Why is the nose not breathing?
According to experts, this issue is relevant for at least every 4th person on earth.
Difficulty in nasal breathing is associated not only with diseases such as acute viral infections, rhinitis, sinusitis and associated complications, including hearing organs.
In fact, difficulty in nasal breathing can be caused by a number of reasons: the presence of polyps in the nasal cavity; atrophy of the nasal mucosa; chronic hypertrophic rhinitis; nose injury; curvature of the nasal septum; abscess of the nasal septum; foreign body in the nose.
A blocked nose causes discomfort, interferes with work and study. What to do if the nose does not breathe?
Ayurveda offers effective methods that were used long before the vasoconstrictor drops were invented..
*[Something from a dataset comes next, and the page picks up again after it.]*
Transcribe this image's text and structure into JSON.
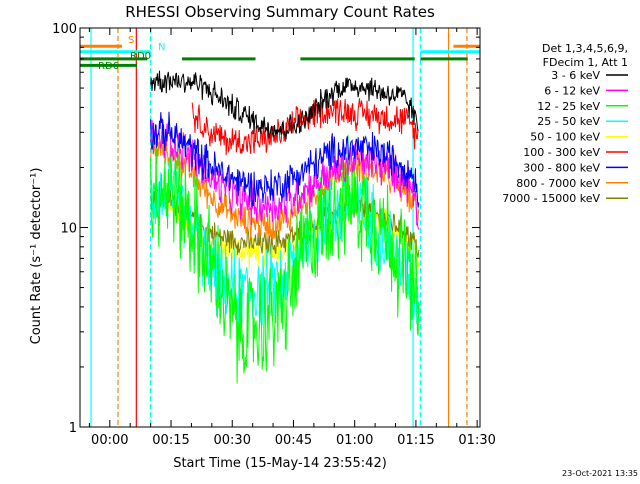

- Breathe over the steam. This old method is quite effective. Pour warm water into a wide container, bend over it, remembering to cover your head with a cloth or a clean towel. After a few minutes, the nose will clear. Herbs or essential oils added to the water enhance the effect several times. Stock up on chamomile, eucalyptus, mint.
- A warm, damp towel applied to the face can relieve nasal congestion. Soak a towel in warm water, wring it out, and cover your face so you can breathe comfortably. The procedure also helps to keep the mucous membranes moist.
- Neti Pot. This is the name of small pots in the shape of a teapot. They are used in yoga as a means of personal hygiene and prevention of diseases of the nasopharynx. Neti well removes dirt and mucus from the nose, cleanses the sinuses, improves the condition with allergies, and bronchitis.
(See also: Nasal Cleansing – Jala Neti; Ayurvedic Healing of Colds; Ayurvedic Cough Remedies; Oil Pulling).
- Try pranayama, special breathing techniques. See articles previously published on this site: Kapalabhati Pranayama; Breath of Fire; Nadi Shodhana.
TODAY’S TIP: The intensity of sports activities must be adjusted in accordance with breathing. If you feel like you are short of breath when breathing in and out through your nose, you need to slow down the pace of your workout. This is a temporary phenomenon, rather quickly the body will begin to adapt to the increased level of carbon dioxide and you will be able to maintain a higher pace while breathing properly.